Get this: when hitchhiking in Jordan, it’s typical for the first passing car to pick you up. This is me, hitchhiking in the back of a pita delivery truck, escaping a rainstorm in the desert of Wadi Rum.
Be A Respectful Travel Photographer
Ugh. I am reluctant to talk about this one…
Once, while when wandering the alleyways of Varanasi in India, I came across a kid getting an outdoor bath. It’s a common part of life there - bathing at an outdoor water source - and the beauty of the image caught my eye. As I prepared to take the shot, a girl intentionally got in the way.
I captured the image anyway. And I wish I hadn’t. It’s an amazing image, but not fit to share.
Michael put it perfectly: “When traveling and trying to capture images of people, keep in mind that these are human beings and not props.”
The vibe of consent from your subject is a big deal. Below is a picture that I took just around the corner from the bathing scene, with a completely different vibe.
As Kyle points out, “respecting people and cultures is more important than me having a good photograph. My hope is that the way I take photos would make a person feel honored and appreciated rather than used as a souvenir.”
Pick The Right Camera For You
A challenging topic is how to choose the camera for your trip.
Here’s where I land:
- I love the high quality photos I used to take with my DSLR camera.
- It was a pain to lug around.
- And in some cases, I felt like it objectified my subjects. (The difference between taking a cheerful snapshot versus turning someone into a piece of wall art is not insignificant.)
- It distracted from my trip, in terms of keeping the camera safe, particularly in bad weather and risky environments.

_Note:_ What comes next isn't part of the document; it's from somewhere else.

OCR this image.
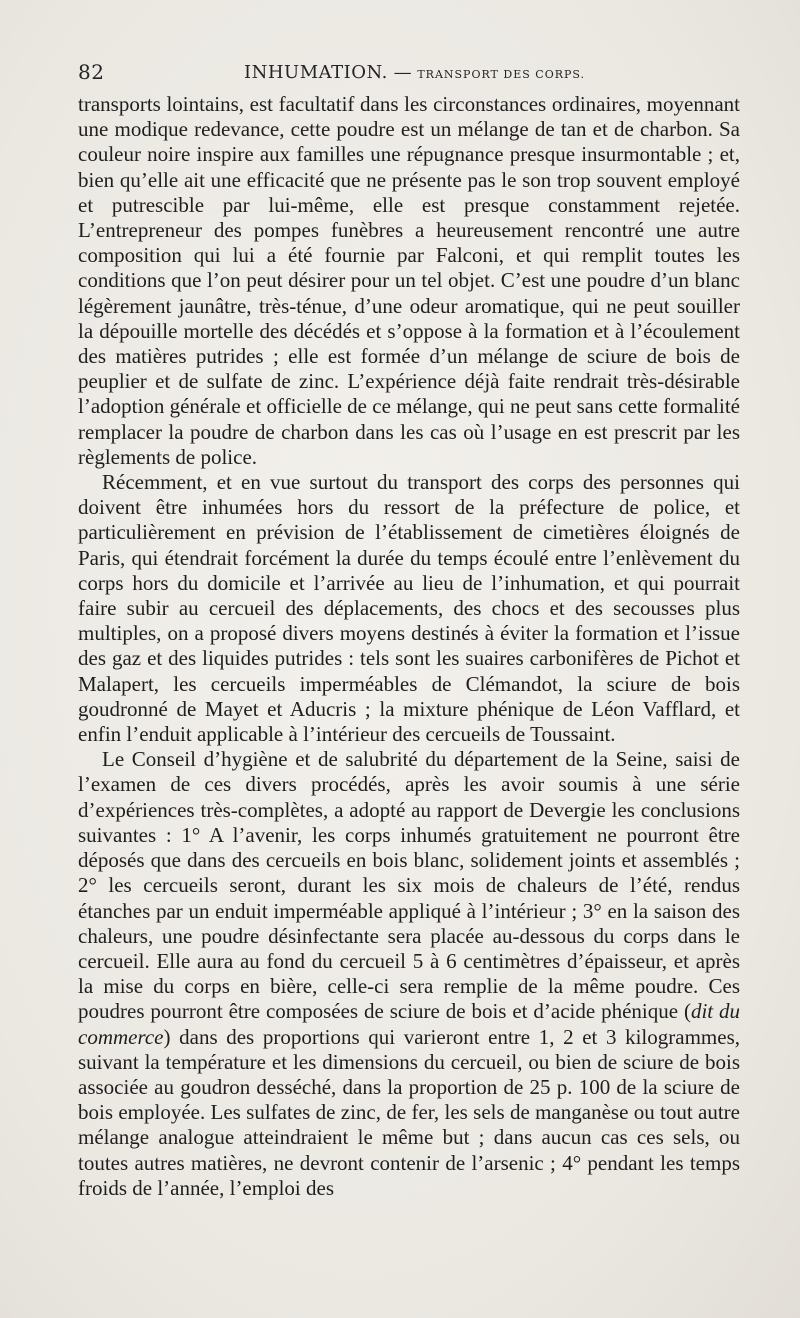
82	INHUMATION. — TRANSPORT DES CORPS.

transports lointains, est facultatif dans les circonstances ordinaires, moyennant une modique redevance, cette poudre est un mélange de tan et de charbon. Sa couleur noire inspire aux familles une répugnance presque insurmontable ; et, bien qu’elle ait une efficacité que ne présente pas le son trop souvent employé et putrescible par lui-même, elle est presque constamment rejetée. L’entrepreneur des pompes funèbres a heureusement rencontré une autre composition qui lui a été fournie par Falconi, et qui remplit toutes les conditions que l’on peut désirer pour un tel objet. C’est une poudre d’un blanc légèrement jaunâtre, très-ténue, d’une odeur aromatique, qui ne peut souiller la dépouille mortelle des décédés et s’oppose à la formation et à l’écoulement des matières putrides ; elle est formée d’un mélange de sciure de bois de peuplier et de sulfate de zinc. L’expérience déjà faite rendrait très-désirable l’adoption générale et officielle de ce mélange, qui ne peut sans cette formalité remplacer la poudre de charbon dans les cas où l’usage en est prescrit par les règlements de police.

Récemment, et en vue surtout du transport des corps des personnes qui doivent être inhumées hors du ressort de la préfecture de police, et particulièrement en prévision de l’établissement de cimetières éloignés de Paris, qui étendrait forcément la durée du temps écoulé entre l’enlèvement du corps hors du domicile et l’arrivée au lieu de l’inhumation, et qui pourrait faire subir au cercueil des déplacements, des chocs et des secousses plus multiples, on a proposé divers moyens destinés à éviter la formation et l’issue des gaz et des liquides putrides : tels sont les suaires carbonifères de Pichot et Malapert, les cercueils imperméables de Clémandot, la sciure de bois goudronné de Mayet et Aducris ; la mixture phénique de Léon Vafflard, et enfin l’enduit applicable à l’intérieur des cercueils de Toussaint.

Le Conseil d’hygiène et de salubrité du département de la Seine, saisi de l’examen de ces divers procédés, après les avoir soumis à une série d’expériences très-complètes, a adopté au rapport de Devergie les conclusions suivantes : 1° A l’avenir, les corps inhumés gratuitement ne pourront être déposés que dans des cercueils en bois blanc, solidement joints et assemblés ; 2° les cercueils seront, durant les six mois de chaleurs de l’été, rendus étanches par un enduit imperméable appliqué à l’intérieur ; 3° en la saison des chaleurs, une poudre désinfectante sera placée au-dessous du corps dans le cercueil. Elle aura au fond du cercueil 5 à 6 centimètres d’épaisseur, et après la mise du corps en bière, celle-ci sera remplie de la même poudre. Ces poudres pourront être composées de sciure de bois et d’acide phénique (dit du commerce) dans des proportions qui varieront entre 1, 2 et 3 kilogrammes, suivant la température et les dimensions du cercueil, ou bien de sciure de bois associée au goudron desséché, dans la proportion de 25 p. 100 de la sciure de bois employée. Les sulfates de zinc, de fer, les sels de manganèse ou tout autre mélange analogue atteindraient le même but ; dans aucun cas ces sels, ou toutes autres matières, ne devront contenir de l’arsenic ; 4° pendant les temps froids de l’année, l’emploi des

In the last couple of years, I’ve switched to carrying just a phone camera:
- This is because the phone does such a good job — better than some of the mid-sized, high end digital cameras that were supposed to be an improvement.
- My phone is always with me and easy to access.
- My phone is very well aligned with what I want to do with the photos which is 1) easily back them up and 2) share them.
- It’s easy to make my phone weather-ready (example: kayaking in Belize) with a simple waterproof case.
In order to decide on the best travel camera for you, you have to balance what’s most important: the trip itself, or the art of photography. Going to a DSLR requires an investment in both time and money; don’t underestimate the effort to upload, manage, convert, share, etc. with large, high quality photos. And sometimes too many photos are just too many photos.
Kyle says, “especially when traveling, the value of a quality camera on your phone can mean traveling lighter and taking pictures more discreetly, which are both invaluable qualities.”
For a once in a lifetime trip — like a safari, or an eye popping destination like India — Matija advises that “going to full RAW capture, which includes much more data, will result in better images”.
Andy goes the other way and suggests: “the best camera is the one you have with you, so I wholeheartedly recommend the smartphone you already have!”
Michael suggests investing in a small non-phone camera. “You don't need a full frame camera, but you can have a pocketable camera with a large sensor (this is the key) and decent glass for less than $500.”
Because all of these guys are more serious, what do they actually use themselves? Several guys mentioned using the same Sony a7RIII and Matija swears by the Fuji X Series. Spendy, but impressive.
I shot this pic in France with my iPhone, and think it captures the setting just fine.
When it comes down to it, photography is the art of telling the story of a moment.
The effect of photography should be to transport you to that time and place. My favorite picture of a moment is this one I shot on a train in India.
As Andy says, “I cannot show you how something felt if I don't take the time to feel it for myself.”